2011 marks the 50th anniversary of President John F. Kennedy issuing and signing the executive order that created the Peace Corps. The UCLA campus and community played a key role in the creation and launch of the Peace Corps as an original site for training and preparing volunteers to go overseas.
UCLA Anderson Senior Lecturer Robert Spich joined the Corps in 1966, traveling to Chile where he remained until 1969. Spich's connection to the country remains strong today, traveling there often (and to other South American countries) to lecturea and teach. He recently joined the UCLA Anderson blog to reflect on the impact his Peace Corps experience had on his life and career.
"The question that camp to me while in the Peace Corps that reallys haped my thinking and my interest -- and where I went in the academic world -- was 'Why are some people rich and some people poor? Why are some nations successful and others not?'"
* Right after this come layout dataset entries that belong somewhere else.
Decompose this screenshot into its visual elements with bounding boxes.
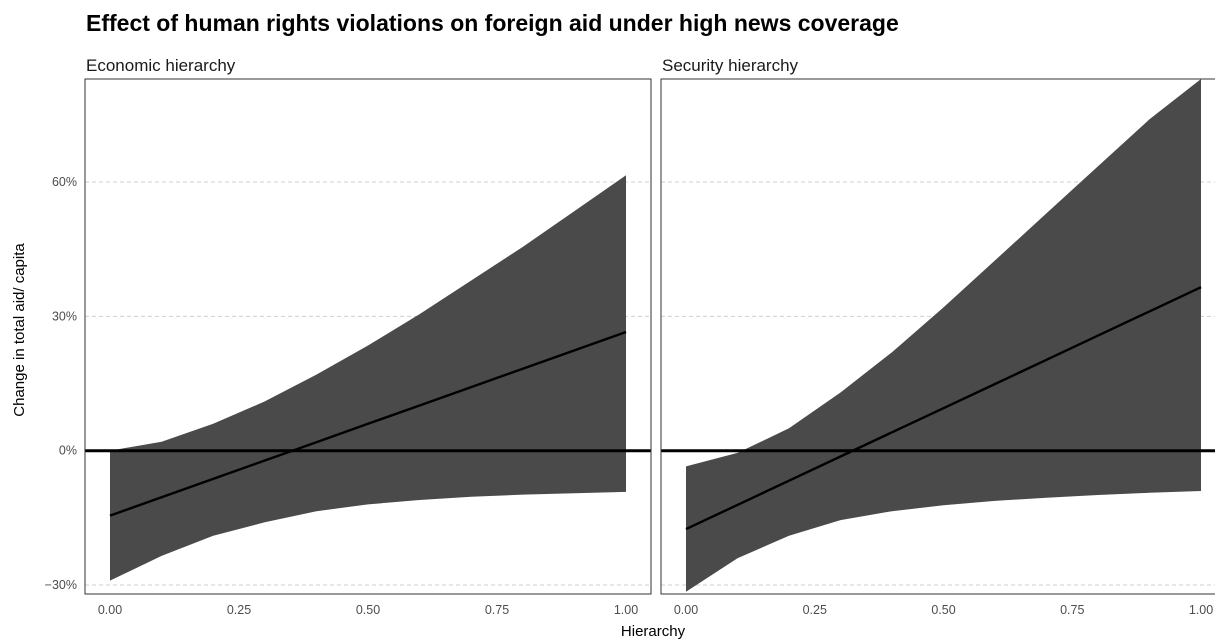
panel-2: Security hierarchy 0.00 0.25 0.50 0.75 1.00 bbox=[660, 56, 1215, 617]
facet-label: Economic hierarchy bbox=[86, 56, 236, 75]
x-tick-label: 1.00 bbox=[614, 603, 638, 617]
x-tick-label: 0.25 bbox=[227, 603, 251, 617]
y-axis-title: Change in total aid/ capita bbox=[11, 243, 28, 417]
chart-title: Effect of human rights violations on for… bbox=[86, 10, 899, 36]
estimate-line bbox=[109, 330, 627, 517]
y-tick-label: 60% bbox=[52, 175, 77, 189]
x-tick-label: 0.50 bbox=[931, 603, 955, 617]
y-tick-label: −30% bbox=[45, 578, 77, 592]
x-tick-label: 0.00 bbox=[674, 603, 698, 617]
estimate-line bbox=[685, 286, 1202, 531]
facet-label: Security hierarchy bbox=[662, 56, 799, 75]
confidence-ribbon bbox=[110, 175, 626, 581]
x-tick-label: 0.00 bbox=[98, 603, 122, 617]
x-tick-label: 0.75 bbox=[1060, 603, 1084, 617]
panel-1: Economic hierarchy 0.00 0.25 0.50 0.75 1.00 −3… bbox=[45, 56, 652, 617]
y-tick-label: 0% bbox=[59, 444, 77, 458]
plot-layer: Economic hierarchy 0.00 0.25 0.50 0.75 1.00 −3… bbox=[45, 56, 1215, 617]
y-tick-label: 30% bbox=[52, 309, 77, 323]
confidence-ribbon bbox=[686, 79, 1201, 592]
x-axis-title: Hierarchy bbox=[621, 623, 686, 639]
x-tick-label: 1.00 bbox=[1189, 603, 1213, 617]
x-tick-label: 0.50 bbox=[356, 603, 380, 617]
x-tick-label: 0.75 bbox=[485, 603, 509, 617]
panel-frame bbox=[660, 78, 1215, 595]
panel-frame bbox=[84, 78, 652, 595]
x-tick-label: 0.25 bbox=[803, 603, 827, 617]
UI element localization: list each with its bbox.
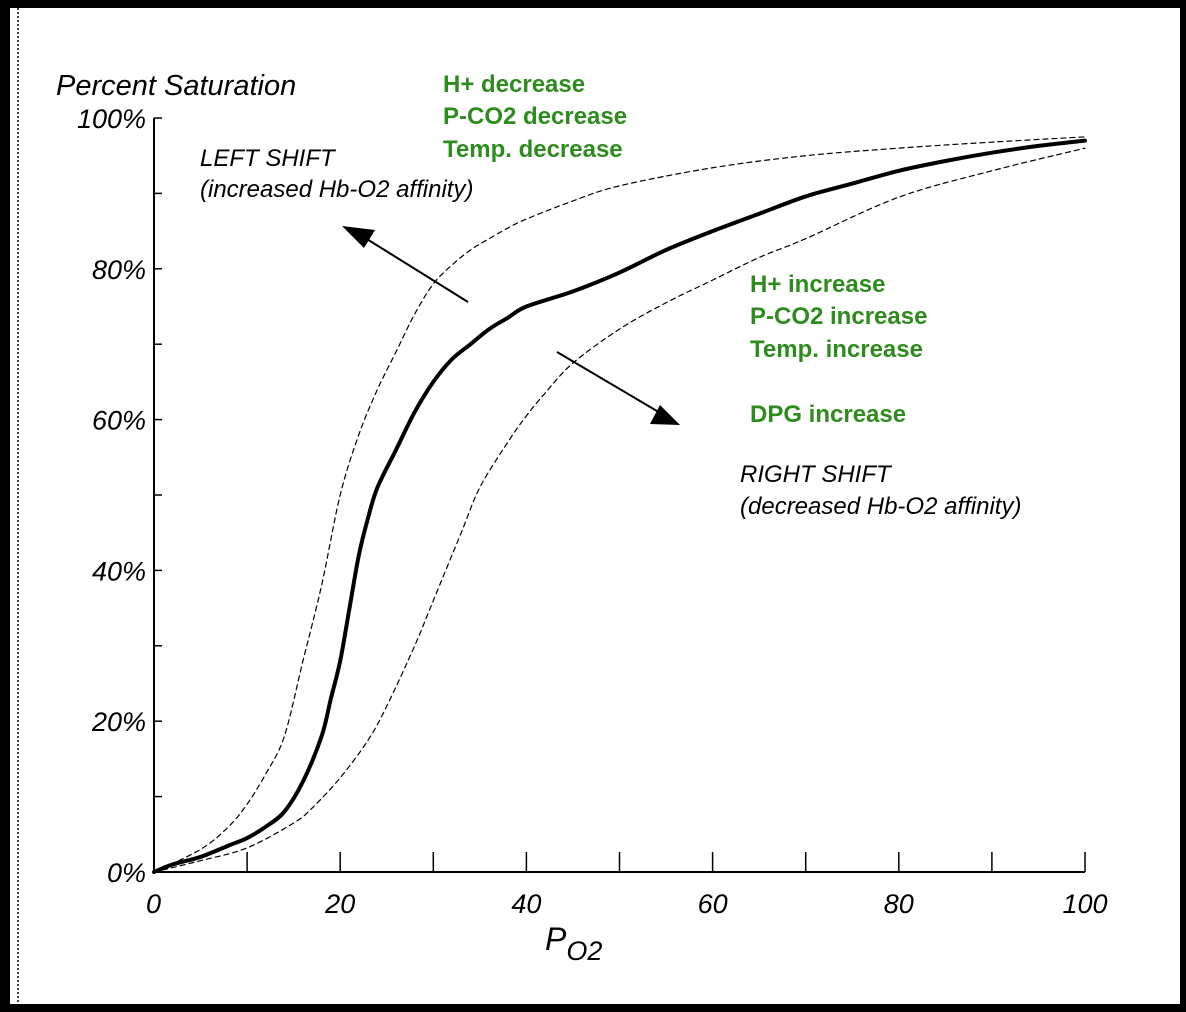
frame-right-border (1180, 0, 1186, 1012)
x-axis-label-sub: O2 (566, 936, 602, 966)
frame-top-border (0, 0, 1186, 8)
left-shift-title: LEFT SHIFT (200, 145, 337, 172)
frame-left-border (0, 0, 10, 1012)
y-tick-label: 60% (92, 406, 146, 436)
left-shift-arrow-line (361, 235, 469, 303)
x-tick-labels: 0 20 40 60 80 100 (146, 889, 1108, 919)
right-shift-arrow-head (650, 405, 680, 425)
x-tick-label: 80 (884, 889, 914, 919)
right-effect-3: Temp. increase (750, 336, 923, 363)
y-tick-label: 80% (92, 255, 146, 285)
y-tick-label: 0% (107, 858, 146, 888)
normal-saturation-curve (152, 138, 1087, 874)
x-axis-label-main: P (545, 921, 567, 957)
dashed-shifted-curve (153, 136, 1086, 873)
y-tick-label: 100% (77, 104, 146, 134)
left-effect-2: P-CO2 decrease (443, 103, 627, 130)
x-tick-label: 0 (146, 889, 161, 919)
right-effect-1: H+ increase (750, 271, 885, 298)
x-axis-label: PO2 (545, 921, 602, 966)
right-shift-title: RIGHT SHIFT (740, 461, 893, 488)
left-effect-1: H+ decrease (443, 71, 585, 98)
right-shift-arrow-line (556, 351, 663, 415)
left-effect-3: Temp. decrease (443, 136, 623, 163)
y-tick-label: 20% (91, 707, 146, 737)
frame-bottom-border (0, 1004, 1186, 1012)
y-axis-label: Percent Saturation (56, 70, 296, 102)
left-shift-arrow-head (342, 226, 375, 248)
x-tick-label: 60 (698, 889, 728, 919)
right-effect-2: P-CO2 increase (750, 303, 927, 330)
left-shift-subtitle: (increased Hb-O2 affinity) (200, 176, 473, 203)
right-shift-subtitle: (decreased Hb-O2 affinity) (740, 493, 1021, 520)
x-tick-label: 20 (324, 889, 355, 919)
dpg-effect: DPG increase (750, 401, 906, 428)
x-tick-label: 100 (1062, 889, 1107, 919)
y-minor-ticks (154, 117, 162, 873)
dashed-shifted-curve (153, 147, 1086, 873)
y-tick-labels: 0% 20% 40% 60% 80% 100% (77, 104, 146, 888)
curves (152, 136, 1087, 874)
y-tick-label: 40% (92, 556, 146, 586)
x-minor-ticks (153, 852, 1086, 872)
x-tick-label: 40 (511, 889, 541, 919)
Spich's query began in a small village, where he would muse about the inequities of Chilean life with a bee keeper who asked him simply "Don Roberto, how long can this go on the way it is right now?" -- referencing the unfairness, inequality and poverty rampant in Chile at the time. It continued when he returned to the country a few years later as a teaching fellow from Tuft University's Fletcher School of Diplomacy. On this second trip, Spich worked with the elites and got a look at Chile from the other side of the equation.
Video: Robert Spich and others from UCLA reflect on their Peace Corps experience in a video narrated by Vice Chancellor Emeritus/UCLA Anderson faculty member Dr. Elwin Swenson:
Spich said he began to see a correlation between being successful and being more organized and that's when he decided to get a management degree (a move some that led some of his "PC friends" to call him a "traitor.") Now, he sees a correlation between the Chilean success story, which he says is really the creation of a strong middle class, and the vanishing middle class in California.
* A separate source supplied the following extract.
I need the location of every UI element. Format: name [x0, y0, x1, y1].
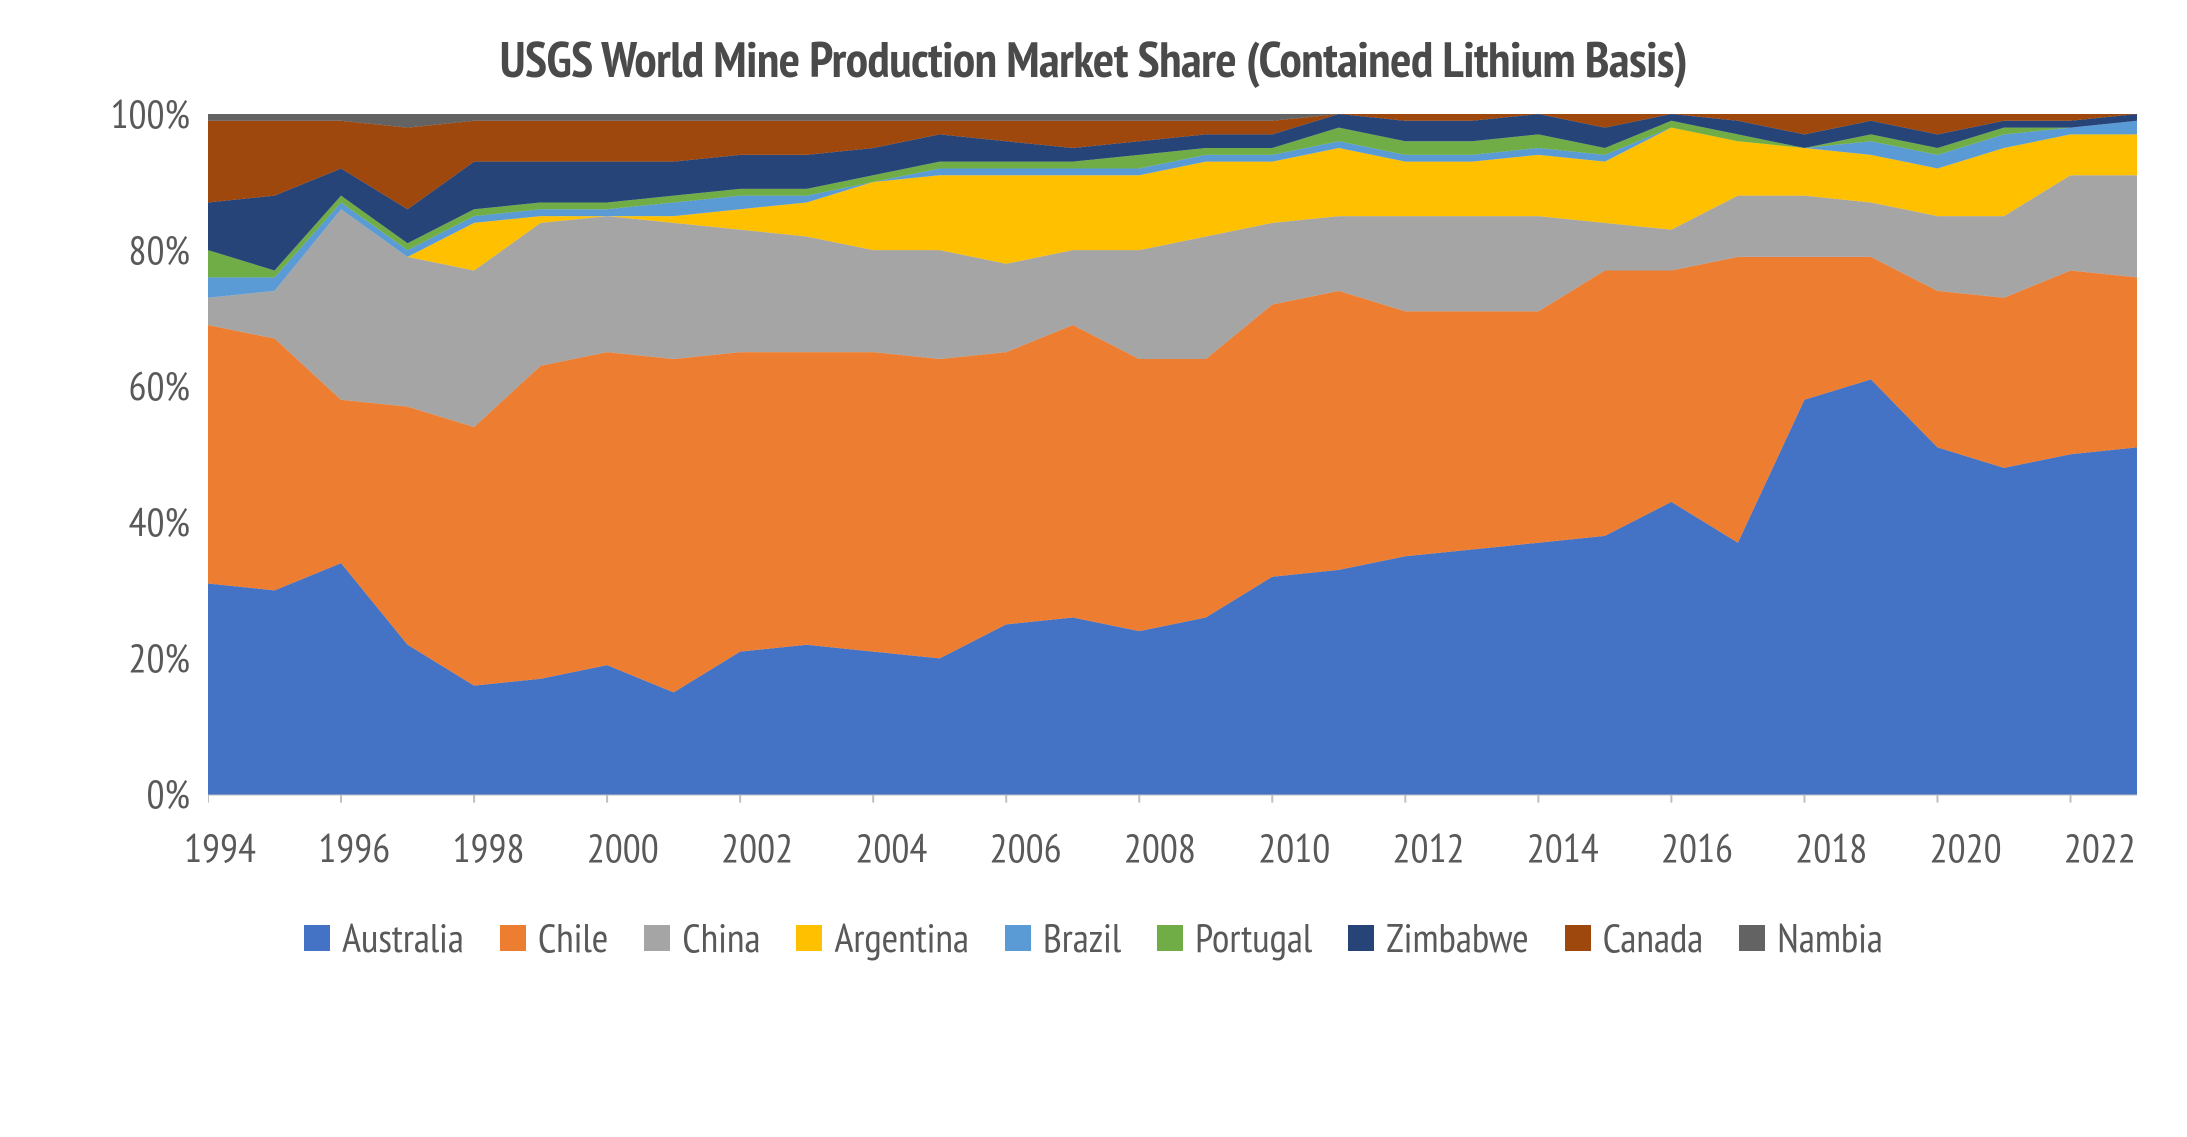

"Fitzgerald wrote that the sign of a great mind is the ability to hold contradictory ideas at the same time," Spich said. "It could be dissonance it depends on how you handle it. If you can’t handle it then you try to get rid of dissonance and you do it by looking for content or information that supports your points of view, but dealing with the contradiction is painful all the time.
"I had to deal with that dissonance, my friends asked me how I could work with the poor and then work with the capitalist pigs and I said 'Well, because these things are complex and you do realize that there is a larger story here.' And now having worked with managers with Executive MBA students, with CEOs about California competiveness, I suddenly find myself thinking, that I know about development in Chile but now I’m concerned about California … are we going to start getting poor?"